Era el 19 de diciembre de 1989. Luego de cenar, la pareja se había dedicado a construir el pesebre. Habían colocado casi todo: la Virgen María, San José, los pastores, la vaca, el asno y una buena cantidad de figuritas plásticas. Ella había tenido que explicar veinte veces a Jorge, el menor de cuatro años, por qué se debía esperar hasta el 25 de diciembre para poner al niño Jesús: ese día nacía.

A la hora de irse a dormir, los bebes se opusieron de hacerlo en sus camas. Querían dormir cerca del pesebre. Ana, la madre, aceptó con la condición de que estuvieran al lado opuesto, cerca del ventanal. Ahí les pusieron un colchón.

Había música en algunos lugares cercanos. El ambiente festivo estaba en aumento porque ya se olía a navidad, particularmente en este barrio panameño del Chorrillo. Su marido se fue a la cama. Ella se sentía extraña. Aunque estaba cansada prefirió sentarse en el piso a leer un libro. A momentos observaba con ternura a sus dos varoncitos. El tiempo fue pasando.

Miro el viejo reloj que estaba sobre el televisor y se dio cuenta que faltaba poco para que una manecilla tapara la otra: era casi media noche. Entonces el aparato comenzó a vibrar. Ella miró las paredes, el techo y puso los ojos en las figuritas que cambiaban de lugar. ¡ Todo temblaba! Escuchó un terrible estruendo, luego otro y otros. Por unos segundos creyó que era otra maniobra del Ejército estadounidense, acantonado a los alrededores del Canal.

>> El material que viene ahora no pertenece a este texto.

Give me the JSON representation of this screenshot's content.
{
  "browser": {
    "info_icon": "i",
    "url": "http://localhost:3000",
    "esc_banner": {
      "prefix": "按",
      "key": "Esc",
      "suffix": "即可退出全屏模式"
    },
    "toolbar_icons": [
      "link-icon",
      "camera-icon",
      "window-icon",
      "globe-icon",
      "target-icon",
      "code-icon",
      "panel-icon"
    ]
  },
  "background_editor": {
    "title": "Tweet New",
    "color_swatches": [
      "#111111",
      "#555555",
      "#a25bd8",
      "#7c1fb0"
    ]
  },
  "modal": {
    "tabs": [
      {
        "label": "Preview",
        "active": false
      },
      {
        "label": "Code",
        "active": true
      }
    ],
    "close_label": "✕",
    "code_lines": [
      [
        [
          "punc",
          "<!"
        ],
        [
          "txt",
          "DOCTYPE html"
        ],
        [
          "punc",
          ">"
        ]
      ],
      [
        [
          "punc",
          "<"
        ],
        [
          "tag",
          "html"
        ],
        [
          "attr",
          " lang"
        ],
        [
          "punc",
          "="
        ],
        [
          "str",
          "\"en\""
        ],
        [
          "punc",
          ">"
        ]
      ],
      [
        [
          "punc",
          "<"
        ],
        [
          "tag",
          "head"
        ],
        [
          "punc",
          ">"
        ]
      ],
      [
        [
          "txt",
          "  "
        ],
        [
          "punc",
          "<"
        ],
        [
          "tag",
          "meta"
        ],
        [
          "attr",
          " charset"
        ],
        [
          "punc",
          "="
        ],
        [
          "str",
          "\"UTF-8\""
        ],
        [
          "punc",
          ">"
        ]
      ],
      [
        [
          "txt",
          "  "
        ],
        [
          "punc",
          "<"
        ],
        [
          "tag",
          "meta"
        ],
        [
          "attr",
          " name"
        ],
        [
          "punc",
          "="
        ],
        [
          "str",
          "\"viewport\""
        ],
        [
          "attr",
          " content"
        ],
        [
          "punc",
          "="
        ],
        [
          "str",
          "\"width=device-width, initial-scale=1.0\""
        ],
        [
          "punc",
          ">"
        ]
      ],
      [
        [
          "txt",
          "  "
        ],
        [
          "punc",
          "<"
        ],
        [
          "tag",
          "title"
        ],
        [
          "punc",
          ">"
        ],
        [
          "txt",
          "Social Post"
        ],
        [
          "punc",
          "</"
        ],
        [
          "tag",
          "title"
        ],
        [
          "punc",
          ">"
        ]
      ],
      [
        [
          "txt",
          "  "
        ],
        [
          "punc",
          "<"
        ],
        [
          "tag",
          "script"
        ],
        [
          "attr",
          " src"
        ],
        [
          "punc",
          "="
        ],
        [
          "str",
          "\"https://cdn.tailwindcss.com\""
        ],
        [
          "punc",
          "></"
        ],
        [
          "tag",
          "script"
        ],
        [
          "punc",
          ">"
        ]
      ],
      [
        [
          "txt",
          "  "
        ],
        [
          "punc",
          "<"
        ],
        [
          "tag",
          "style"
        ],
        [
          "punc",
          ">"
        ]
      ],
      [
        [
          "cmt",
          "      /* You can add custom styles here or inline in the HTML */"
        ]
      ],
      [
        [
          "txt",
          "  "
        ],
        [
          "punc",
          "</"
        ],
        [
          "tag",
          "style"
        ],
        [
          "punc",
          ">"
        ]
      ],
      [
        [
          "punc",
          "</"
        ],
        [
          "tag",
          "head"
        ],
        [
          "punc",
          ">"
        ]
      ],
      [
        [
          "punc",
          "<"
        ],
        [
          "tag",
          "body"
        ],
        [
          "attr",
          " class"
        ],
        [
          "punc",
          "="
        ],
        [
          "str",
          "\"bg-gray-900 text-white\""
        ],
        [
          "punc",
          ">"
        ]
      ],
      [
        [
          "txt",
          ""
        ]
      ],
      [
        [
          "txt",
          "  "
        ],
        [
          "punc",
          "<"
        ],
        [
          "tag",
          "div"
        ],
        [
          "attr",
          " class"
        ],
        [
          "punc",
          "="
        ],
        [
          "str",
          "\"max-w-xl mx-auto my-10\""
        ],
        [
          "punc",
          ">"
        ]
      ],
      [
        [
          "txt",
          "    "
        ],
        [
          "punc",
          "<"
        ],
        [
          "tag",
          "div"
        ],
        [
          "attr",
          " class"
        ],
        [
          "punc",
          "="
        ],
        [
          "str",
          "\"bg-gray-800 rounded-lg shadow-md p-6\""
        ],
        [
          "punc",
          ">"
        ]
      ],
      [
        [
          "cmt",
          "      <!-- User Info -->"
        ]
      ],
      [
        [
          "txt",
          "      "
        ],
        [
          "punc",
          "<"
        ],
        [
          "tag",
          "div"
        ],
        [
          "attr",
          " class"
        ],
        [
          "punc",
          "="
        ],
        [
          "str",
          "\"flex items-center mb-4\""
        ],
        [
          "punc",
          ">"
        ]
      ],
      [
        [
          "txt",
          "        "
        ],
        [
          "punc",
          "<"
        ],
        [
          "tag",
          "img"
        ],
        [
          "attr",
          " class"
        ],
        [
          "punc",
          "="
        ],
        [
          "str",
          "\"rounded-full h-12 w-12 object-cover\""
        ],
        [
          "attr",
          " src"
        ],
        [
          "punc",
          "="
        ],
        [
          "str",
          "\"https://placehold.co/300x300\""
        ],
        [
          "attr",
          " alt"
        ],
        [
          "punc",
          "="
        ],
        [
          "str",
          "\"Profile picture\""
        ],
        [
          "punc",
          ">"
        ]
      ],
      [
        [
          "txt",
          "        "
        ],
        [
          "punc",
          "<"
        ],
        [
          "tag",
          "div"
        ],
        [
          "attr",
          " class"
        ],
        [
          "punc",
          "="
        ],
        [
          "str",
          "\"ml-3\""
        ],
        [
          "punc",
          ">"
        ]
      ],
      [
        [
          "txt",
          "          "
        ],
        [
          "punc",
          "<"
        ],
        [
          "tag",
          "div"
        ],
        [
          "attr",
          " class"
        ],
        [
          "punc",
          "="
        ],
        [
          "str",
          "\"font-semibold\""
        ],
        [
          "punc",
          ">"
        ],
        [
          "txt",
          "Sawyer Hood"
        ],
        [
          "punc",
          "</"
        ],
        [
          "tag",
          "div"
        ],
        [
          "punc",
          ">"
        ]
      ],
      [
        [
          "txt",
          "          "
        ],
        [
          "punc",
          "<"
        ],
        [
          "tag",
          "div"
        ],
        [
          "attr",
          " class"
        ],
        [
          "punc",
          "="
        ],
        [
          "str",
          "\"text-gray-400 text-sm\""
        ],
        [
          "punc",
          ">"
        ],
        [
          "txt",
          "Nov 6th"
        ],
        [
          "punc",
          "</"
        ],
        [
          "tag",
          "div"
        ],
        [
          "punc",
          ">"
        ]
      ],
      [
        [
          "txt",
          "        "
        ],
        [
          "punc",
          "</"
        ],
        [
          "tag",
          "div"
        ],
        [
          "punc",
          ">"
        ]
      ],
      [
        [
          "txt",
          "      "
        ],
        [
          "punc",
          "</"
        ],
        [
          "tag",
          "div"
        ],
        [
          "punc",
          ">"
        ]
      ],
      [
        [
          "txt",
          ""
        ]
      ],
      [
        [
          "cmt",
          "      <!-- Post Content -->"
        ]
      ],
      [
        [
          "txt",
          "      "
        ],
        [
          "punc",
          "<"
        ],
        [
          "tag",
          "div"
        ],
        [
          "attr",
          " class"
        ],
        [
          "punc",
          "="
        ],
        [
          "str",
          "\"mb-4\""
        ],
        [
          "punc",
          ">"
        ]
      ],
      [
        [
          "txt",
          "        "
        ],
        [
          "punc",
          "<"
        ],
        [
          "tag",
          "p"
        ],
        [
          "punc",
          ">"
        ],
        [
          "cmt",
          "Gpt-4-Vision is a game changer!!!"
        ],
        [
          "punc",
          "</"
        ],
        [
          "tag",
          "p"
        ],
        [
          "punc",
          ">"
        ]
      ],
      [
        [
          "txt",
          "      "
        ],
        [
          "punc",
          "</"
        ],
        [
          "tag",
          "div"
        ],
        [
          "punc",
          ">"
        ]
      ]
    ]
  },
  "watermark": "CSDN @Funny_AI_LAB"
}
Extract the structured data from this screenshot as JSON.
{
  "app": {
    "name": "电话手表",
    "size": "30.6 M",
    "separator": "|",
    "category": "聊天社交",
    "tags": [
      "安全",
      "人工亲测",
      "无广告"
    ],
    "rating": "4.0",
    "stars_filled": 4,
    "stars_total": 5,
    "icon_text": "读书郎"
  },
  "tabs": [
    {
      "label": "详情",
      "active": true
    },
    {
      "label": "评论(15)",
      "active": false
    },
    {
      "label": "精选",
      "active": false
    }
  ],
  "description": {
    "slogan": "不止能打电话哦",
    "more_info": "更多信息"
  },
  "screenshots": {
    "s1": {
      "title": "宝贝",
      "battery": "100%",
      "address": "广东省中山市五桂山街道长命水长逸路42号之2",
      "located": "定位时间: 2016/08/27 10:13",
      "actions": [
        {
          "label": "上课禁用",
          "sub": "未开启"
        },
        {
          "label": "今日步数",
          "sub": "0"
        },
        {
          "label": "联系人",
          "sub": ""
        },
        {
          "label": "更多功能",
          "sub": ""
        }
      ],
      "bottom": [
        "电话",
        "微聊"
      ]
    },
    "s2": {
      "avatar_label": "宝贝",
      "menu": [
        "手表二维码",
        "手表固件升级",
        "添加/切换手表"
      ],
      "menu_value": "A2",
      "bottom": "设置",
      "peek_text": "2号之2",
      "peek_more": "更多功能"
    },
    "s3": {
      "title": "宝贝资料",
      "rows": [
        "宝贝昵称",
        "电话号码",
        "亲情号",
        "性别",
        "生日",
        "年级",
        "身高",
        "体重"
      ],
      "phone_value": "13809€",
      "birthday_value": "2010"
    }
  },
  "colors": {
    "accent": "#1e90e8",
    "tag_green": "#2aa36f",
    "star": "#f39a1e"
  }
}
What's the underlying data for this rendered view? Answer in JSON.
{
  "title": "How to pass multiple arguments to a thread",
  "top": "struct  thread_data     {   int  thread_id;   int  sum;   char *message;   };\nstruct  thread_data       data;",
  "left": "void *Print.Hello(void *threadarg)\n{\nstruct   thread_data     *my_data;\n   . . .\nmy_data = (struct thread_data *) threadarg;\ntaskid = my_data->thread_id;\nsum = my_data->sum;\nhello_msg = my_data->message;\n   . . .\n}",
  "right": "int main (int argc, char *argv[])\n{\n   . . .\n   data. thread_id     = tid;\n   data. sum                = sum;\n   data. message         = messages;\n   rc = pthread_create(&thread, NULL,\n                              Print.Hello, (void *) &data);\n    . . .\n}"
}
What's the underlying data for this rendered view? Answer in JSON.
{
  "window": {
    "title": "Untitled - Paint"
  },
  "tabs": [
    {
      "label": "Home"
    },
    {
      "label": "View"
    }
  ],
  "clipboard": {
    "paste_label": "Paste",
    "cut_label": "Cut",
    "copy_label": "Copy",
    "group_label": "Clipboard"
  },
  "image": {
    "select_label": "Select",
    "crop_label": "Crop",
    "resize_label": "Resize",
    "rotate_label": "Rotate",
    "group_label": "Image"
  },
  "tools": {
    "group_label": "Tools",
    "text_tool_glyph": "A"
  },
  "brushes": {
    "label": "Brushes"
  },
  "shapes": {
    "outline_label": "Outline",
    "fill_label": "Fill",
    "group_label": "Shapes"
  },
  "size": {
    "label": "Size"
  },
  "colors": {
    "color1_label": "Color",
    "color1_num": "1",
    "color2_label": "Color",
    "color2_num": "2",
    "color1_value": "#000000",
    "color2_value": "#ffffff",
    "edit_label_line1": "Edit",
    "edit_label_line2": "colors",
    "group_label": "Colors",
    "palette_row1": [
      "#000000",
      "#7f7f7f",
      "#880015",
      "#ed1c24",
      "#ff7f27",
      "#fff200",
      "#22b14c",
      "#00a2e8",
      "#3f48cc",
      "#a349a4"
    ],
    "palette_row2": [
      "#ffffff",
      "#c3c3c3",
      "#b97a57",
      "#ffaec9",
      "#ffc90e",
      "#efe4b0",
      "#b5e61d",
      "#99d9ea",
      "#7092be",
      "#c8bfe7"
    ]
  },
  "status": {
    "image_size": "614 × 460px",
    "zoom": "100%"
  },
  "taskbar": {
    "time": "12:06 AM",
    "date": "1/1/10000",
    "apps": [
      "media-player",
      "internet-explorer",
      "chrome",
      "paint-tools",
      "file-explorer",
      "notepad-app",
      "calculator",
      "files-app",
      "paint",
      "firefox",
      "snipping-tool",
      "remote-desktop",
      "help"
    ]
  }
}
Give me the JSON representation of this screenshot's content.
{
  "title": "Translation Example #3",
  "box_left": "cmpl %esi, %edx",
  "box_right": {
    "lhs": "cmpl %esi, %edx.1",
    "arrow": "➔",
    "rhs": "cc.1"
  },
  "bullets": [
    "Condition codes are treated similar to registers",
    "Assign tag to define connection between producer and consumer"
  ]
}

Se levantó como un resorte y se lanzó a la habitación, donde su marido ya estaba parado en calzoncillos. Ambos fueron a la ventana y con temor se asomaron. Vivían en un cuarto piso. Resplandores y explosiones por todas partes: “ ¡ la invasión, la invasión!” Fueron los gritos angustiados que escucharon casi a coro. Los helicópteros disparaban cohetes contra el Cuartel del Estado Mayor de las Fuerzas de Defensa Panameña, no muy lejos de ahí.

Corrieron a la sala. Ella abrió la puerta, saliendo al balcón para presenciar el inicio del apocalipsis. Los gritos de terror aumentaban por todas partes, tanto como las explosiones y las ráfagas de tiros. Ella entró y se lanzó sobre los niños, que ya estaban sentados llorando asustados. Los abrazó. Levantó los ojos y vio a su marido parado en la mitad de la sala sin saber qué hacer. “ ¡ Trae un colchón! ¡ Trae un colchón!”, le gritó. El hombre reaccionó, pero para gritarle que debían poner los niños al lado del pesebre para que la Virgen María los protegiera.

“¡ Trae un colchón, por Dios, tráelo!”, le gritó desesperada. “ ¡ La virgen no protege ahora!”, le precisó. Al no verlo reaccionar, con resplandores entrando por el ventanal y el terremoto a sus pies, corrió hasta la habitación de los niños, agarró el colchón que sobraba y lo levantó como si fuera pluma. Se los puso encima a los bebes que no paraban de llorar en pánico.

Los aviones supersónicos surcaban, dejando su ruido que reventaba los oídos y los vidrios. El cielo estaba rojizo debido al reflejo de las explosiones y los incendios. El ruido de las aspas de los helicópteros estaba por todas partes. Los cohetes también venían desde la bahía tan próxima: los barcos cañoneaban.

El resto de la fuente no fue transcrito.